Setelah peristiwa pada seri sebelumnya, Seong Gi-hun (Jung-jae) masih berambisi untuk membalaskan dendamnya pada pucuk pimpinan gim Squid Game yang dijuluki The Front Man. Niatnya adalah untuk menghentikan gim berdarah tersebut. Selama dua tahun penuh, bersama tim dan uang yang ia miliki, ia mengamati semua stasiun metro di Seoul untuk mencari orang yang menjadi pintu masuk ke permainan tersebut. Sebaliknya, Gi-hun justru terjebak yang memaksanya untuk ikut dalam gim untuk kedua kalinya. Dengan segala upaya, Gi-hun berupaya keras untuk menghentikan gim, namun sisi gelap munusia adalah sesuatu yang tidak mungkin sirna.

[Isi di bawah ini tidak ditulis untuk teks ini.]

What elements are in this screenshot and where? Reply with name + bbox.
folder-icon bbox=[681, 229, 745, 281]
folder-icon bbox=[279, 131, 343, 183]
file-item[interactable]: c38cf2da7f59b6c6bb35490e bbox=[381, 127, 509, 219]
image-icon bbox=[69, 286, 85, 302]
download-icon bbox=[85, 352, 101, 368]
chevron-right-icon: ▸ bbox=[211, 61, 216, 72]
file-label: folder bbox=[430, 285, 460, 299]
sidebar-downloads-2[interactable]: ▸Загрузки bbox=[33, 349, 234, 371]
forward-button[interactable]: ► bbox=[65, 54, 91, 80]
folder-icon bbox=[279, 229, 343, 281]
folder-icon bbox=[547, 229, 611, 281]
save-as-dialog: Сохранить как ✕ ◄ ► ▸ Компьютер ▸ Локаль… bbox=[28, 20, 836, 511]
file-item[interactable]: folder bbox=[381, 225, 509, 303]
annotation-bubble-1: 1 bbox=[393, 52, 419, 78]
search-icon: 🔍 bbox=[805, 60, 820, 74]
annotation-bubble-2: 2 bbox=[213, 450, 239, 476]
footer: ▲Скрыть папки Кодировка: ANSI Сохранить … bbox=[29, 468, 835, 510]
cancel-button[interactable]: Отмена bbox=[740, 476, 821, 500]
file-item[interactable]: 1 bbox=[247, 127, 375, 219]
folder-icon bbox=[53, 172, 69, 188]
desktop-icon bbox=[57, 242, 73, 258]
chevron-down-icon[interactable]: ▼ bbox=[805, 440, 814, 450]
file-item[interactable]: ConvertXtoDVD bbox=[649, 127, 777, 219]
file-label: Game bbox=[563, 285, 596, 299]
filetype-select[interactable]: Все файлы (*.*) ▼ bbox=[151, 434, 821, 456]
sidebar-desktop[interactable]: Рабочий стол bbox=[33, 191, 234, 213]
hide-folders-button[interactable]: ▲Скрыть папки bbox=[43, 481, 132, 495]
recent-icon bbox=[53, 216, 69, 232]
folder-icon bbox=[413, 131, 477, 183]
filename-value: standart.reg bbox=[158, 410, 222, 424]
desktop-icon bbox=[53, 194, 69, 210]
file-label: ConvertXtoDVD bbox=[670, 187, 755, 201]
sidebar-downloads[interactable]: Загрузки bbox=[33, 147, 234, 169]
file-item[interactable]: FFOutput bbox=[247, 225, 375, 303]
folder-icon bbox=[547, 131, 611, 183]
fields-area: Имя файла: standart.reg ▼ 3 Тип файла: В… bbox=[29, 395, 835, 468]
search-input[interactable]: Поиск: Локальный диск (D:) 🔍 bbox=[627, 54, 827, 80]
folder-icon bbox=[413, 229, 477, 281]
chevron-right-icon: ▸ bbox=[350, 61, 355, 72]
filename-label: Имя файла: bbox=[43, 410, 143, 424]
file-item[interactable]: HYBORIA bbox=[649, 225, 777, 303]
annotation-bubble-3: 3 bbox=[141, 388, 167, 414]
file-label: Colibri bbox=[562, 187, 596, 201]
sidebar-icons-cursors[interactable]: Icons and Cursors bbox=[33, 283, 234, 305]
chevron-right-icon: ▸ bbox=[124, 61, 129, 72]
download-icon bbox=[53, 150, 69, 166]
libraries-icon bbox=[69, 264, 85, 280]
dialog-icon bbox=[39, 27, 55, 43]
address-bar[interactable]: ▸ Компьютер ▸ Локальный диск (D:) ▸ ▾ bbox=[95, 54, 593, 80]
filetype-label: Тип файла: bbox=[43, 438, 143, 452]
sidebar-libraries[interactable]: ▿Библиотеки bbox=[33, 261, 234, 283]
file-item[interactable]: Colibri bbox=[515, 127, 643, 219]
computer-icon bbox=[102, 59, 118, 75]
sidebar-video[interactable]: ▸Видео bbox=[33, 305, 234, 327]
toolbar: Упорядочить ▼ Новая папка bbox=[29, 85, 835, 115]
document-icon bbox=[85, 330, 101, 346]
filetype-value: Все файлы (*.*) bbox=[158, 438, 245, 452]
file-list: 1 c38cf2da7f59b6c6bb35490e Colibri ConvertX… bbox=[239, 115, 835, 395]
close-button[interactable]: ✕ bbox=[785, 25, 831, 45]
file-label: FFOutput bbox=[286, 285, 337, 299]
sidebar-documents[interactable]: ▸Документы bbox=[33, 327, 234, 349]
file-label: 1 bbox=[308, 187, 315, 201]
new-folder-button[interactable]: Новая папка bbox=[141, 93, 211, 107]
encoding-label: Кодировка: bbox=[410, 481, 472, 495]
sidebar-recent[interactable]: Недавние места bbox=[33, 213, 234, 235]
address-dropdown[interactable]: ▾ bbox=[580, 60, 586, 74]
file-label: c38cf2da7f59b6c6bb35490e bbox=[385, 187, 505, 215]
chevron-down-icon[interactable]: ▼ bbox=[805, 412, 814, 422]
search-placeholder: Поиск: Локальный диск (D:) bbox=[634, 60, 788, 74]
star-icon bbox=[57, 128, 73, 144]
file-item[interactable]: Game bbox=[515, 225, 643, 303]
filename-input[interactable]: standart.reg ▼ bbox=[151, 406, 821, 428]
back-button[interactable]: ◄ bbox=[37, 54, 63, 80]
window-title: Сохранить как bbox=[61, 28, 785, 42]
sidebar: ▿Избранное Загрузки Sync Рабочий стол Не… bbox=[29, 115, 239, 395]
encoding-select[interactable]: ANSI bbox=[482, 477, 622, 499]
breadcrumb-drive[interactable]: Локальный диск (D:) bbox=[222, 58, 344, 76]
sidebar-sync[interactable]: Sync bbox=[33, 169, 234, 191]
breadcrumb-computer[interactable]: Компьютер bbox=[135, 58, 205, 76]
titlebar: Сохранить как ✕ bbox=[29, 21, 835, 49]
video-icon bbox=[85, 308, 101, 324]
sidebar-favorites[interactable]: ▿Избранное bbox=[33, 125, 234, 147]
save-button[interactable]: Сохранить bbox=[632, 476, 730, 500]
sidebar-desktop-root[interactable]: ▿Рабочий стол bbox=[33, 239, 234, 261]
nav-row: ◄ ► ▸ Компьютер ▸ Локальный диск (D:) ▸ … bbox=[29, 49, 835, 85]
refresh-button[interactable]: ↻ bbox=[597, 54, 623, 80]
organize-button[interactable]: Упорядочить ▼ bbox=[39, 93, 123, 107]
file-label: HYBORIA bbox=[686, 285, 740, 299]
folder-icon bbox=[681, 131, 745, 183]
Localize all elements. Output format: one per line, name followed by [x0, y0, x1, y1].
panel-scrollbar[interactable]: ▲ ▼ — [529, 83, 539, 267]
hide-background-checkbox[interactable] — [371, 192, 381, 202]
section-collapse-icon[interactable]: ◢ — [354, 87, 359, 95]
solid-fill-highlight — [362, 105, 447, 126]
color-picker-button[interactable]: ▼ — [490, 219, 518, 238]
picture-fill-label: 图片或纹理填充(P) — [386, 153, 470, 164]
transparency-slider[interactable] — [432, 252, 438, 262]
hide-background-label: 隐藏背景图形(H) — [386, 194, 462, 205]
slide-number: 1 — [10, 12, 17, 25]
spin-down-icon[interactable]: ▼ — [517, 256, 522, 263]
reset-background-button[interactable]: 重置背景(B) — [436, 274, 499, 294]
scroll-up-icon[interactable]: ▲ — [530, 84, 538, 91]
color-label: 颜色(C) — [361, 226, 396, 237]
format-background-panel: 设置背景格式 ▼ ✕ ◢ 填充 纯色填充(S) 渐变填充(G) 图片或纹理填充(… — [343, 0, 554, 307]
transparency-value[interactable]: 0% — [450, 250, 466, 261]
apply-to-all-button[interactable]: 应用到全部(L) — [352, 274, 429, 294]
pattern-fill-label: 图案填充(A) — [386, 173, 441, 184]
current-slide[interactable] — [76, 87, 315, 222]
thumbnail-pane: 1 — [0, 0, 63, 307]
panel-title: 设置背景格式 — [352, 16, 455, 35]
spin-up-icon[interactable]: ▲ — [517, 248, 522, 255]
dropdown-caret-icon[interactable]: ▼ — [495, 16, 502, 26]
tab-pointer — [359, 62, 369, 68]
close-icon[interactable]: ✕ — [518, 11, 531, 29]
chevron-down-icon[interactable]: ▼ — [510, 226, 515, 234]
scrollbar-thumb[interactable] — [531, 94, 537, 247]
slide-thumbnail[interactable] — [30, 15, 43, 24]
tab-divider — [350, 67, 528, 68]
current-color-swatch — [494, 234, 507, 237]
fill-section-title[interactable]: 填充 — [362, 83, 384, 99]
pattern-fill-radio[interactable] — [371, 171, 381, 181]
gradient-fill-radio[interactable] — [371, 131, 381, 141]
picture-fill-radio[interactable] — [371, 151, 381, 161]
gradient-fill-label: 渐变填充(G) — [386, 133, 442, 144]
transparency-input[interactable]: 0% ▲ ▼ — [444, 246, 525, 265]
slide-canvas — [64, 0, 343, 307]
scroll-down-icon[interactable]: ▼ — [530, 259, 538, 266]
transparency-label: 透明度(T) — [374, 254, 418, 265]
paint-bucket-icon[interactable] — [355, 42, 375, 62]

Kita semua tahu, sekuel seri Squid Game adalah sesuatu yang tidak terhindarkan melihat sukses fenomenal musim pertamanya. Saya memberikan apresiasi begitu tinggi dengan komentar, “Squid Game adalah perpaduan naskah brilian, sisi hiburan dan estetik dengan kedalaman cerita, sekalipun sisi sadisnya membuat tidak semua penonton bakal menikmatinya” dan memberikan skor 90/100. Squid Game adalah sesuatu yang menyegarkan dengan sisi ancaman, kejutan, dan ketegangan yang teramat kuat, plus nilai moral yang relevan dengan situasi sekarang. Tentu tak mudah bagi seri musim keduanya untuk mencapai level tersebut dan tidak terjebak dalam sebuah “sekuel seri” rutin.

Sisi kejutan yang kita rasakan pada musim pertamanya kini tak lagi menjadi poin inti cerita. Kita semua tahu permainan ini bakal ada dan korban bakal kembali berjatuhan. Ini tentu membuat kisah musim kedua harus memiliki strategi yang berbeda. Apa itu? Sosok Gi-hun tentunya dan The Front Man (Hwang In-ho) sendiri yang kini berpastisipasi sebagai peserta. Sosok Jun-ho (adik In-ho, terkuak di musim pertama) seharusnya memiliki peran lebih, namun kini hanya terlihat sebagai selipan ketimbang terlibat dalam plot utamanya. Gi-hun dan In-ho adalah dua sosok yang menjadi kunci terbesar dalam naskah musim kedua ini.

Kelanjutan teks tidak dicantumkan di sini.